Pela Lei da Maquila, regulamentada no ano 2000 no Paraguai, 40% do valor agregado de um bem enviado daquele país deve ter origem paraguaia ou de países do Mercosul (como insumos, energia, mão de obra etc). Em contrapartida, a empresa tem um tributo único de 1% sobre o valor agregado.
É possível instalar ou subcontratar empresas paraguaias para produção, sendo que da entrada do insumo até a manufatura e sua exportação não se pode ultrapassar 24 meses.
Há 278 empresas no Paraguai usando os benefícios da lei, gerando 25 mil empregos, segundo Ministério da Economia paraguaio. “Não queremos tirar empregos dos brasileiros. Só queremos substituir alguns bilhões que importam da China. É um ganha-ganha” disse o ministro da Economia do Paraguai, Carlos Valdovinos, em entrevista ao Valor em agosto.
No caso do Mercosul, as regras são um pouco diferentes. Empresas que fazem comércio entre países do bloco têm que respeitar limites de importação para usufruir do imposto zero.

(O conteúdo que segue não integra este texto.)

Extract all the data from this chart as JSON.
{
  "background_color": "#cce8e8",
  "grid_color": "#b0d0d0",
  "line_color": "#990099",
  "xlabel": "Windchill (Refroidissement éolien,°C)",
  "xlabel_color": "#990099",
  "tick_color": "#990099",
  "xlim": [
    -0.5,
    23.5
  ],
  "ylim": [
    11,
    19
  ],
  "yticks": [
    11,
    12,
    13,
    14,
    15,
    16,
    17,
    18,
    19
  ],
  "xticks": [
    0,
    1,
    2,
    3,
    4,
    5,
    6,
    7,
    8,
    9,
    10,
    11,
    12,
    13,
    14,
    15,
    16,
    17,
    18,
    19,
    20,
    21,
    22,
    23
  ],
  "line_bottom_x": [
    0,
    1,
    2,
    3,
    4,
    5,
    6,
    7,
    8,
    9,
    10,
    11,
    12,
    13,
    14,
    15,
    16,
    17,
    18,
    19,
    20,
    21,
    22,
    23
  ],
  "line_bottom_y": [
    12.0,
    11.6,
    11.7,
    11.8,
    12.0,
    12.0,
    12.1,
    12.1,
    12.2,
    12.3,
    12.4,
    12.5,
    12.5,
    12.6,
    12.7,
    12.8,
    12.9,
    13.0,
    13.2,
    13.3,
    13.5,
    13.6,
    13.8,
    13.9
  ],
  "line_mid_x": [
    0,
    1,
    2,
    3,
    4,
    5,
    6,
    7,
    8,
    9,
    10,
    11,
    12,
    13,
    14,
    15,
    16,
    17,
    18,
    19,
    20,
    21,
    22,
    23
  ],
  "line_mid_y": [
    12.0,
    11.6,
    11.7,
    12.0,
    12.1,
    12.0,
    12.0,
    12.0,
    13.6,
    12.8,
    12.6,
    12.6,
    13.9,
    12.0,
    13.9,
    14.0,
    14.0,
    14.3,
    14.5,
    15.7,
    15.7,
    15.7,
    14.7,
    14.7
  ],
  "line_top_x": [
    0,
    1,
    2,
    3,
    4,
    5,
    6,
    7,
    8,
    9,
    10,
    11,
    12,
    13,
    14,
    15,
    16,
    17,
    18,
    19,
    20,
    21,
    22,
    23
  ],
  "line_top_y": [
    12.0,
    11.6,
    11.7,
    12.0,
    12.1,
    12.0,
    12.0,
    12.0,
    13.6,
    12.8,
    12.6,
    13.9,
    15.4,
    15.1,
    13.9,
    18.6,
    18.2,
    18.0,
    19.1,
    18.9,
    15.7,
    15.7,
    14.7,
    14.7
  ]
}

Para comprar mercadorias do Paraguai com a isenção, é preciso respeitar um limite de insumos importados de 60%, e do Uruguai, de 50%.
A partir deste ano, as empresas que fazem comércio entre os países do bloco podem fazer a autodeclaração de origem, necessária para definir a taxa de nacionalização, dispensando a necessidade do Certificado de Origem emitido por entidades habilitadas.
Para um fornecedor de roupas femininas de Santa Catarina, com fábrica do Paraguai, isso pode ser preocupante. “Eu produzo aqui e no Paraguai, e para mim, não há efeito, mas com a autodeclaração, uma empresa vai dizer que respeita as normas, e quem vai checar?”
Procuradas, Riachuelo, Renner, Soma e Petz não comentaram o tema, assim como o IDV, entidade que reúne varejistas no Brasil.
A pedido de Renner e Riachuelo, a Abvtex, associação que representa o varejo têxtil, encaminhou nota ao Valor em que informa que “não faz sentido conceder benefícios fiscais a fábricas instaladas em um país que é o segundo maior PIB mundial, no caso da China, e que já oferece subsídios à produção local e exportação, em detrimento da produção brasileira”.
Afirma que a medida “coloca em xeque cadeias produtivas e 1,7 milhão de empregos estabelecidos no Brasil”. E confirma que há empresas começando a reavaliar suas estruturas e condições de produção. Ainda afirma que o programa Remessa Conforme desequilibra as condições competitivas. Procuradas, as empresas não se pronunciaram.